L’infelicità dell’ateismo

L’infelicità dell’ateismo
L’ateismo è semplice stanchezza della mente, che dichiara forfait. Le scuse che si adducono per fondare un ateismo scientifico si sbriciolano facilmente e tristemente. La scienza si ferma alle cose visibili e sperimentabili. E qui cade su se stessa, se pretende di applicare i suoi criteri per affermare o per negare l’invisibile.
Le altezze di Dio si ripetono solamente balbettando. L’ateo (se esiste) smette non solo di parlare, ma anche di balbettare: ricade nell’insignificante, proprio perché, quando parla di Dio (quel Dio che lui pretende di negare) egli, per definizione da lui intesa, parla del nulla, del quale niente egli può affermare, neppure circa la sua inesistenza. L’ateo onesto, se esiste, non può neppure affermare il proprio ateismo.
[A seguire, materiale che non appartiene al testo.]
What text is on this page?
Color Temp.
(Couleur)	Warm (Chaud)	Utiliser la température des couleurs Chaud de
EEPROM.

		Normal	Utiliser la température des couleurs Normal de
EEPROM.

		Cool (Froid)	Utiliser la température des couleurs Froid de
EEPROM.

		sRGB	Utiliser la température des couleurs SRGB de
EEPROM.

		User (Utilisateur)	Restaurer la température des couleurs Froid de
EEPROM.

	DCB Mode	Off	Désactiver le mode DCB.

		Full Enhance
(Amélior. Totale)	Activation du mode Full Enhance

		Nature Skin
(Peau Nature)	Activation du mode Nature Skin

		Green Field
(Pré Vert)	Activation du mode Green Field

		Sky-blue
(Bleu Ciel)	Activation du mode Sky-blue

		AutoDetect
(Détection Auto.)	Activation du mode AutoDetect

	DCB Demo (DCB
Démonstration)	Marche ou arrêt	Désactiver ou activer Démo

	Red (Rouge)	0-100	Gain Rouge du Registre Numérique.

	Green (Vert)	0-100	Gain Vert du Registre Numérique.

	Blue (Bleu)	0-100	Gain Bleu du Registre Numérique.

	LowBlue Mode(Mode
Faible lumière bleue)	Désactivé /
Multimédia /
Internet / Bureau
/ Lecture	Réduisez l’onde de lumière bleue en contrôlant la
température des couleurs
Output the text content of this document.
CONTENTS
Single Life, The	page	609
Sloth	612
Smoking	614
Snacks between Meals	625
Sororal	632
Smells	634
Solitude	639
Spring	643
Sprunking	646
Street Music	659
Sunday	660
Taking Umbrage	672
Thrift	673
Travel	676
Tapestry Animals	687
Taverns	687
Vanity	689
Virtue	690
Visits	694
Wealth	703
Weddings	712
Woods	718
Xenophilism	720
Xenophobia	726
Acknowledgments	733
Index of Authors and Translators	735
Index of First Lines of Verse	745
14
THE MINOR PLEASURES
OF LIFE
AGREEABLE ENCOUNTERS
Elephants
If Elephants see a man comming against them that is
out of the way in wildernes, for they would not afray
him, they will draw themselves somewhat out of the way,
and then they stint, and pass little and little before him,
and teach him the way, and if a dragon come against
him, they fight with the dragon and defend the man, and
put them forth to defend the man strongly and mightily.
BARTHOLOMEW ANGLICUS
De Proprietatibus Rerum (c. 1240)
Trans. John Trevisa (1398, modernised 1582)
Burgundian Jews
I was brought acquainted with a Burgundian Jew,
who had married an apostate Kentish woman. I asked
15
Il credente, è più facile che parli a Dio, che non di Dio. Il credente dà per scontato che Dio esiste, e ciò non perché lui l’ha scoperto, perché semplicemente “così è” e così il profeta e Gesù l’hanno vissuto e l’hanno affermato.
La fede prima la si vive, poi la si afferma, o – addirittura – si pretende di dimostrala. Quando al bambino si parla di Dio, lui lo percepisce immediatamente. Il suo “perché?” non richiede dimostrazioni, ma affermazioni.
Quando Gesù indica al credente di progredire nella fede fino a diventare bambini, semplicemente egli legge la realtà. Il detto, del resto anche sapienziale, “credo per capire e capisco per credere” vale molto per la nostra povera mente. È più esatto un “credo per credere”.